There is evidence, sufficient and substantial, in this record to approximately define the area of the Cunningham sand; to determine with reasonable certainty the percentage of unit production which should be allocated to the protestant Spiers and to determine with reasonable certainty that the plan of unitization will have no material adverse effect upon such portion of the Cunningham sand area which may hereafter be proven not to be included within the approved unit.

Plaintiff in error for his last proposition says that the statute, 52 Ohio St. 1941 §§ 286.1 to 286.17, H.B. 339, S.L. 1945, p. 162, under which this proposed compulsory plan of unitization is to be effected, is invalid because it is in contravention of both the Federal and State Constitutions and invades constitutional rights guaranteed under the Constitution of Oklahoma and of the United States.

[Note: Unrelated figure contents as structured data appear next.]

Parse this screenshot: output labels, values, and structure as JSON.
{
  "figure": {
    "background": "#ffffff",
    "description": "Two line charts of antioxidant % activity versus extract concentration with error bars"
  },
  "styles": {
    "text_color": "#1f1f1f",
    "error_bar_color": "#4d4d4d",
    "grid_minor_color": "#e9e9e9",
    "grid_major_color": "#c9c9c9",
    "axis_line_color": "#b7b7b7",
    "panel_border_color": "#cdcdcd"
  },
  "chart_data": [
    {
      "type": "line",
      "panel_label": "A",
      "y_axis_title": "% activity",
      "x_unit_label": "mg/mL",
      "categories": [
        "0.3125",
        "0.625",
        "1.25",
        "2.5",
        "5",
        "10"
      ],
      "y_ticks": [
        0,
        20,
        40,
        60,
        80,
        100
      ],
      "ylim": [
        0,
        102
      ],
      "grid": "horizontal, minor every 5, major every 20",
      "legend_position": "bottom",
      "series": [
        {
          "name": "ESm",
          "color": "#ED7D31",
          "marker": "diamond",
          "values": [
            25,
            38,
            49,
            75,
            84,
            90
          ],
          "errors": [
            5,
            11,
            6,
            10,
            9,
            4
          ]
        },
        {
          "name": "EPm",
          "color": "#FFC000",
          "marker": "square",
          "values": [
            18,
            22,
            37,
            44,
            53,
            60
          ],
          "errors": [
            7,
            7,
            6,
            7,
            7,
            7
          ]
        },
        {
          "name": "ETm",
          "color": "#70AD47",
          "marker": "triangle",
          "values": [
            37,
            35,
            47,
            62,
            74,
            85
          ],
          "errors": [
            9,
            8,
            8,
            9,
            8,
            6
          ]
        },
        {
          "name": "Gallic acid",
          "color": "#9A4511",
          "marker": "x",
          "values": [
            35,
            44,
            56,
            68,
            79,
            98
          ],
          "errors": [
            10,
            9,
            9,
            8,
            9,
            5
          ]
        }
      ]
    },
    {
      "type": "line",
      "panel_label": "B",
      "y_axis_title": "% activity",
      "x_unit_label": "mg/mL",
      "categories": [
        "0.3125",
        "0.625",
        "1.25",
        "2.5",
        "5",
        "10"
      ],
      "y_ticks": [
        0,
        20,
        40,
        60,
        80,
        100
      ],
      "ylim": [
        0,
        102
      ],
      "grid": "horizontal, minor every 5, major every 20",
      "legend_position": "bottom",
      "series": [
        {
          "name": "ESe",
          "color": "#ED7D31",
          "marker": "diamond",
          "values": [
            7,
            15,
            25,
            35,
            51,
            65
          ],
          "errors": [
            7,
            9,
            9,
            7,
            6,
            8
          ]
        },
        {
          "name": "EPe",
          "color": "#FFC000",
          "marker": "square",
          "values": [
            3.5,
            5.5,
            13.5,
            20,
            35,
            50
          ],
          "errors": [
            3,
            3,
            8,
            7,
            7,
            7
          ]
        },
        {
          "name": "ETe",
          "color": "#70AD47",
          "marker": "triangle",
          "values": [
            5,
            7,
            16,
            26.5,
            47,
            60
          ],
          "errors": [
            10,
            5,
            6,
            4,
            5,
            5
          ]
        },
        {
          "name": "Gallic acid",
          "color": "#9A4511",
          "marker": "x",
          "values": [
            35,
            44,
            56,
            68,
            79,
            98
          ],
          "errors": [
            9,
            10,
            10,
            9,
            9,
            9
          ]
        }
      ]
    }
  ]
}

Since the filing of the briefs and submission of the case at bar, this court has rendered its opinion in Palmer Oil Corp. v. Phillips Petroleum Co. and Sterba v. Corporation Commission, 204 Okla. 543, 231 P.2d 997, wherein we upheld the constitutionality of the Act in question. The opinion and the dissents filed reflect the careful consideration given to the attack on the theory that the Act was violative of provisions of the State and Federal Constitutions.

We have reviewed the briefs filed in the Palmer case and find that the same provisions of the Constitution of the United States, to wit: the Fourteenth Amendment and Art. I, § 10, and the following sections of the Constitution of Oklahoma: §§ 7, 23, 24 and 15 of art. II, § 1, art. IV and §§ 1 and 51, art. V, were urged by the plaintiffs in error in both cases as being violated by this Act of the Legislature. The principal citations of authorities stressed by the plaintiff in error here were before the court in the Palmer Oil Corporation case.

We see no reason to depart from the holding in the case of Palmer Oil Corp. v. Phillips Petroleum Co., supra. It is controlling in the case at bar in so *509 far as the constitutionality of the Act is concerned.

The order of the Commission is affirmed.

HALLEY, V.C.J., and CORN, JOHNSON, and BINGAMAN, JJ., concur.